4 of 170 comments (clear)

  1. Not completely silly by joe_frisch · · Score: 3, Interesting

    If they can use higher magnetic fields, that increases the pressure and decreases required volume of the reactor to get to breakeven.

    That said, the picture the show looks really small even with high field magnets .

    We'll see. There have been a lot of claims of practical fusion in the next few years. So far non have worked, but its not fundamentally impossible.

    1. Re:Not completely silly by quanminoan · · Score: 3, Interesting

      A lot of great fusion designs rely on very high fields ~20 T or larger, this has been known for a while. The superconducting technology is now just getting there so some exciting possibilities are becoming realities. Still, not a walk in the park designing large magnets with high temperature superconductor (HTS). HTS joining of cables (splicing) is very tricky as many are powder-in-tube, so for various reasons an internal splice in a solenoid is a trick (that I have not seen demonstrated). It can be figured out though. Right now the biggest hindrance is cost, most HTS requires silver in the powder tube for chemistry reasons, making the cost very high - thousands of USD per meter.

      As other posters have mentioned high magnetic field allows reducing the volume, higher densities, maybe even newer modes. As an engineer however one thing I always see in many of these new designs is a lack of respect for radiation damage on the superconductors; they can't handle high radiation so while it's tempting to put them as close to the plasma region for increased densities etc., you need a reasonable balance. The lockheed design was very guilty of this.

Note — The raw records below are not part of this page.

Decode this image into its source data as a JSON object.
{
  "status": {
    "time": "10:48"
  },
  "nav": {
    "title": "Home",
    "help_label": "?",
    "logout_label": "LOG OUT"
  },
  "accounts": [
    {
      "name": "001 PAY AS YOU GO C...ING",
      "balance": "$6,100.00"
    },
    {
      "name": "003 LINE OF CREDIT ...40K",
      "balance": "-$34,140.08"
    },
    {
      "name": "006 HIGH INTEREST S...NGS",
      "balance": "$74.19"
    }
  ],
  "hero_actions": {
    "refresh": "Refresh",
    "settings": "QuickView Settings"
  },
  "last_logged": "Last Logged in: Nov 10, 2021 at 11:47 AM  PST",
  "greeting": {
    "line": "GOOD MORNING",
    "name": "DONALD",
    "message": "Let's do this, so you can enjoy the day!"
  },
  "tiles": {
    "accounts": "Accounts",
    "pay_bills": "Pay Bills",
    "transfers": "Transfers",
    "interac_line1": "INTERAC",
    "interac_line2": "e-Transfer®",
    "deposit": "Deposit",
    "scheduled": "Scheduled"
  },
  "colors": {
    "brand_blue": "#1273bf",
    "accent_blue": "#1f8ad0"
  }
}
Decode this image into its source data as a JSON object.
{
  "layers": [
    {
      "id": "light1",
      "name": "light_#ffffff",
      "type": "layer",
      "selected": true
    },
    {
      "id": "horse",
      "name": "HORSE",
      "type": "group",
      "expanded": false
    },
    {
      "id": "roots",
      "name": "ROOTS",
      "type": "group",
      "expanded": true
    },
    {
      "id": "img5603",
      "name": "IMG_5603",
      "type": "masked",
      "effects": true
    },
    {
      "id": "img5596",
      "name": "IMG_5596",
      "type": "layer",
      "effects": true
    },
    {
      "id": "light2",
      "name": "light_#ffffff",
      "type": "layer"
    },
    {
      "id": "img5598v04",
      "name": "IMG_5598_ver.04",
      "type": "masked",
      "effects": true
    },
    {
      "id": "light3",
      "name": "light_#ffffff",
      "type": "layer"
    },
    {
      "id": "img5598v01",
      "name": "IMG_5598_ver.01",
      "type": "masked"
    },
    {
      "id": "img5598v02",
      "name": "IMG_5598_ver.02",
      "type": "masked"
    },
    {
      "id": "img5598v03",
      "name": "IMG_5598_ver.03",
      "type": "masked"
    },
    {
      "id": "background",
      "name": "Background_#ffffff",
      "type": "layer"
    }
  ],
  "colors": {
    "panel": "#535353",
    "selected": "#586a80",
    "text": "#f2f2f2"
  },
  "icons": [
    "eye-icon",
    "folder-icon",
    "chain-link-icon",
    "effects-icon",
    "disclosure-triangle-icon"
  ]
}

  2. Yet another tokamak by WaffleMonster · · Score: 5, Interesting

    They should have built a stellarator or literally anything other than a tokamak.

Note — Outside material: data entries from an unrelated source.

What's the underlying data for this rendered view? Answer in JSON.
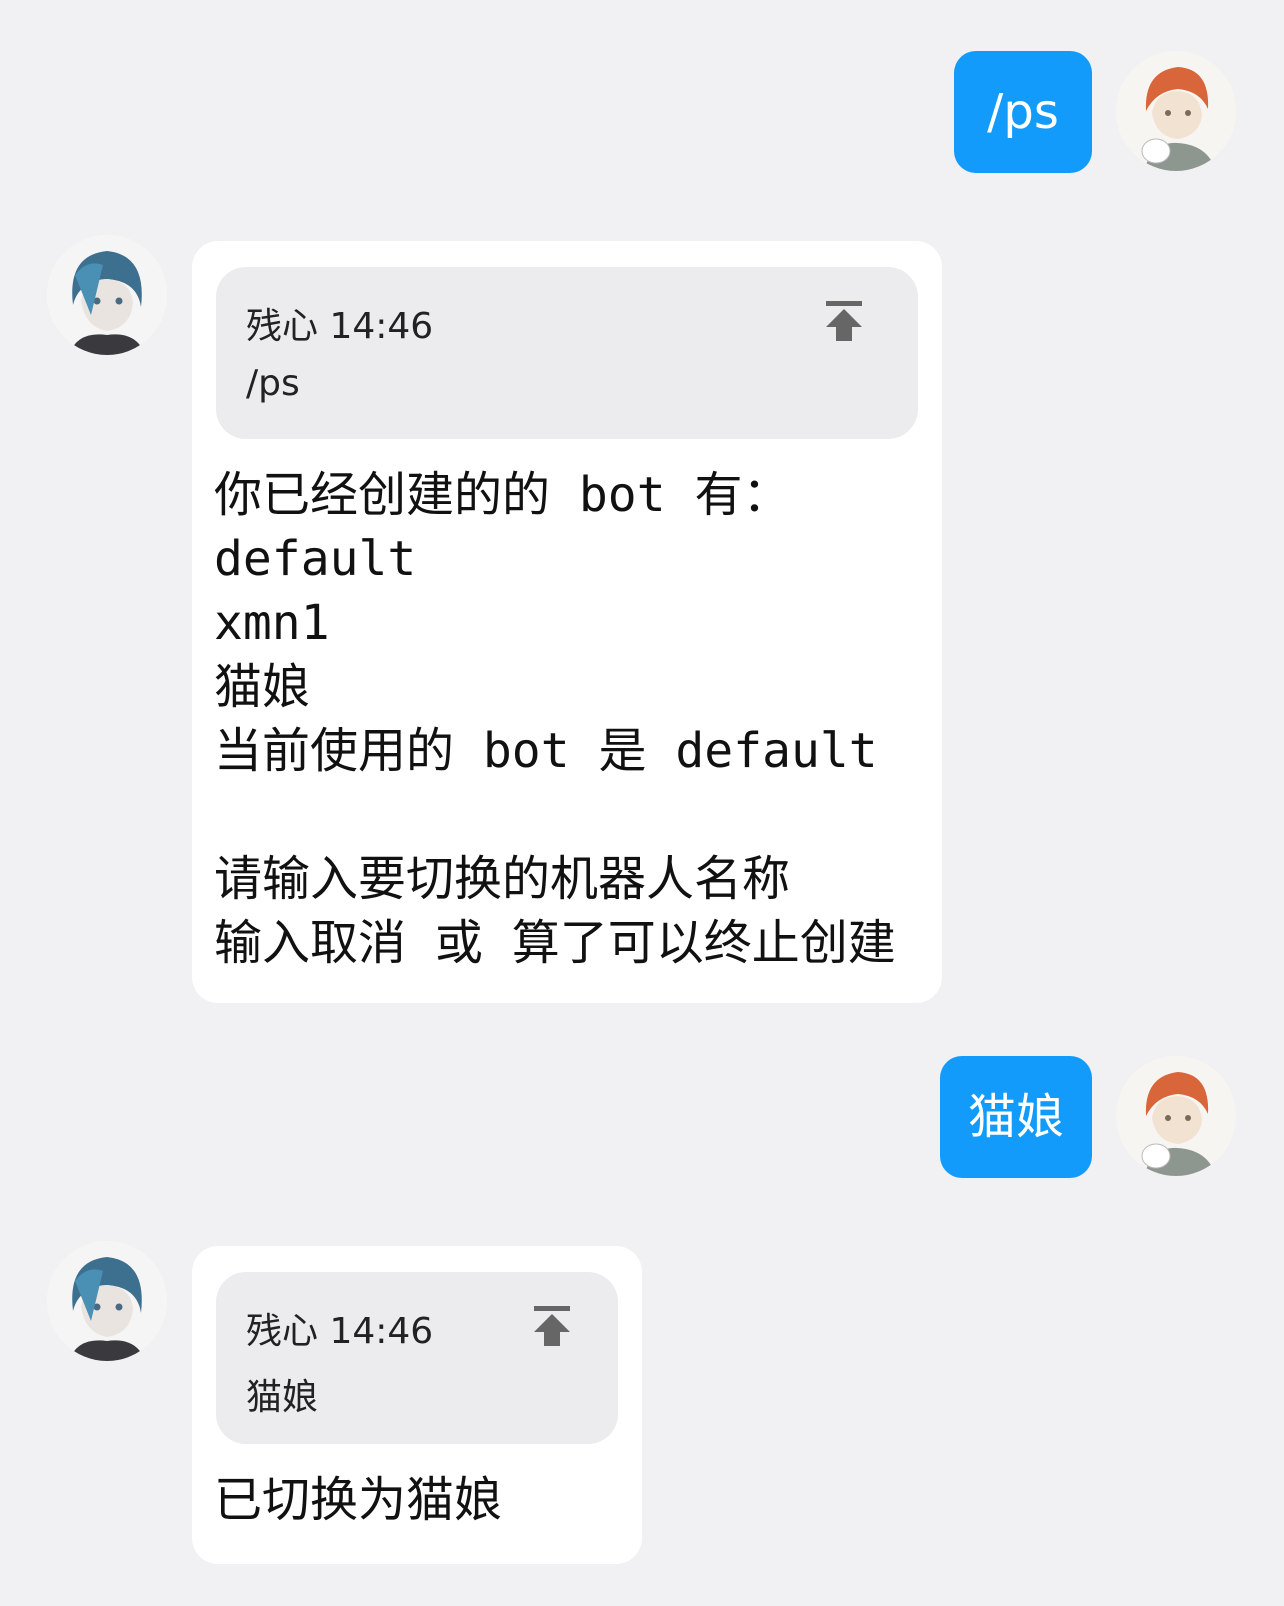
{
  "messages": [
    {
      "side": "sent",
      "avatar": "user-avatar-red-hair",
      "text": "/ps"
    },
    {
      "side": "received",
      "avatar": "bot-avatar-blue-hair",
      "quote": {
        "sender": "残心",
        "time": "14:46",
        "text": "/ps",
        "icon": "jump-to-top-icon"
      },
      "body": "你已经创建的的 bot 有：\ndefault\nxmn1\n猫娘\n当前使用的 bot 是 default\n\n请输入要切换的机器人名称\n输入取消 或 算了可以终止创建"
    },
    {
      "side": "sent",
      "avatar": "user-avatar-red-hair",
      "text": "猫娘"
    },
    {
      "side": "received",
      "avatar": "bot-avatar-blue-hair",
      "quote": {
        "sender": "残心",
        "time": "14:46",
        "text": "猫娘",
        "icon": "jump-to-top-icon"
      },
      "body": "已切换为猫娘"
    }
  ],
  "colors": {
    "background": "#f1f1f3",
    "sent_bubble": "#129bfa",
    "received_card": "#ffffff",
    "quote_bg": "#ececef"
  }
}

    How many tens of billions have been invested in Tokamaks thus far with very little to show for it? Other approaches consistently get shafted for serious funding due to dogma/politics and risk aversion.

    Comparatively peanuts have been spent on stellarators to date and they have already demonstrated far better results than any tokamak ever has.

  3. Re:Fusion likely uneconomical vs. alternatives by WaffleMonster · · Score: 3, Interesting

    Fusion has to compete against direct conversion technologies, where energy is directly converted from its original form into electricity.

    Solar voltaic converts light energy directly into electricity. Wind turbines turn energy from moving air directly into electricity. Gas turbines burn natural gas directly in turbines that generate electricity.

    Of these only natural gas is base load and cheap gas can't last forever. It would be necessary to factor in necessary investments in storage/conversion and transmission to compare the true overall cost of each option.